Stephenson and his coach take us through the intense, and yet graceful, routine.
"When I'm standing at the end of the runway I do the same thing on every event," said Stephenson, who tied for second on vault at the 2018 NCAA meet. "It's slowing my heart rate to make myself feel as comfortable as possible, confident and low-key, but also to make the exact same feeling as practice. I do the same breaths, I do the same chalking rotations."
A 25-meter runway stands between Stephenson and the table, or horse. Many vault routines require a lot of generated speed, but that's not the biggest key to the Yurchenko.
"It's more for lankier guys like me who maybe are not the powerhouses you typically see on vault," Stephenson said. "So it's not about how fast I run, it's about the technique of getting what's called a strong block, when you hit the horse and go up in the air."
Going in blind
What makes the Yurchenko stand out from other vaults is its approach. It's the trickiest (and for first-time trainees "scary," Stephenson said) part.

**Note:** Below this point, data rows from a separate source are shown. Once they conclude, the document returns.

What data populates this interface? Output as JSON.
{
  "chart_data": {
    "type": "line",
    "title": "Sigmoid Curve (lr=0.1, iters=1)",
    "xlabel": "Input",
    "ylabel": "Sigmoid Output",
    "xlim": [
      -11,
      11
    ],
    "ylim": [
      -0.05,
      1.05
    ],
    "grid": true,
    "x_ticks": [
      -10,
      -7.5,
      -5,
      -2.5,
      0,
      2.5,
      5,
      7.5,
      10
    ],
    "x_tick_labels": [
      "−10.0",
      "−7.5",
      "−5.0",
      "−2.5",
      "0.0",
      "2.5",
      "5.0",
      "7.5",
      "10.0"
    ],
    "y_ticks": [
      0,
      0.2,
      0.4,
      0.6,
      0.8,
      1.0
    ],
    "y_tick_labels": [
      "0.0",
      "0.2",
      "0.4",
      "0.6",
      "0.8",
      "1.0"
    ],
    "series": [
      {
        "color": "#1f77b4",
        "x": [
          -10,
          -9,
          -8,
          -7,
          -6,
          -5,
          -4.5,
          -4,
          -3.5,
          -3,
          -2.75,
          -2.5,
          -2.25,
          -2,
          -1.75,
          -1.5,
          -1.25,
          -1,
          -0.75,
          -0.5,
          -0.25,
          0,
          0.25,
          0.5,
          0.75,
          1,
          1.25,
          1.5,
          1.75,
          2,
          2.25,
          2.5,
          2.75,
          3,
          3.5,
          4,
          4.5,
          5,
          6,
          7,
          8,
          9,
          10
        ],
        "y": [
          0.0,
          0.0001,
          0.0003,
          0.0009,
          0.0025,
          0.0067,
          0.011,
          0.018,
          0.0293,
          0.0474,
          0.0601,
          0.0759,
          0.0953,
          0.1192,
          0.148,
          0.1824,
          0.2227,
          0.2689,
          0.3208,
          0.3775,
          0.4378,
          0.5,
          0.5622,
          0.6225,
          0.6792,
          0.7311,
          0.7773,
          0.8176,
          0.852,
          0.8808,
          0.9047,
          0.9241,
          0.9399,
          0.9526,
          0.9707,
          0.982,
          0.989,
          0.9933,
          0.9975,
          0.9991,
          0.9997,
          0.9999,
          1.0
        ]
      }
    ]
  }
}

The vaulter does a cartwheel-like round-off, and uses a back handspring to push himself toward the table. Stephenson's back is to the table at that point.
"A Yurchenko is also unique because it's the only vault that you don't see the table when you're approaching it," he said. "You just have to know where the table is; where the other vaults, you run into it. Just knowing where that table is without seeing it and keeping your arms locked so that you're ready to push as soon as it gets there."
Early training sessions for that particular vault requires many reps on soft mats and then mats over the table, Chmelka said.
Once in the air, Stephenson executes a double full — a 1½ somersault with a 2½ twist.
"You can kind of tell sometimes when you're going to stick, but there are definitely other times, where I'm underrotated or didn't get a good block, I've got to start bending my knees a little bit," Stephenson said. "Definitely you can adjust for your block by how you twist and flip in the air.
"A Yurchenko is actually a very beneficial vault, because there's less deductions pre-flight, so when I do my round-off back handspring onto the table, my legs stay together, whereas a lot of other styles of entry they have leg splits."
Said Chmelka, "Then he also does it beautifully. His toes are pointed and he just looks really nice in the air, and there's no execution errors or very few."
This is where Stephenson separates himself from most other college vaulters.
Sticking (no hops) a vault landing is one of the toughest things to accomplish in gymnastics. Stephenson is extremely consistent at bringing his feet together and sticking his landings.
A stuck landing results in an extra point to a gymnast's score, and can be the difference between winning and finishing somewhere in the middle.
If you score in the 14s, then you just executed a great vault. Stephenson has scored 15 points or better twice this year.
"There's a lot of body mechanisms happening at once and in order to come down and nail it consistently — there's so many variables — and he has the uncanny knack to stick," Chmelka said.
Confidence and comfort
Stephenson has been doing this vault since his senior year in high school. He says comfort is a big reason behind his success.
"That's the key," he said. "Even someone that is that comfortable with this vault, I still don't think about sticking it ever because I don't want to change anything, so I still have to stay focused. I still have to settle myself and think of the right things.
"It's very fast, so you really don't get a lot of thoughts in."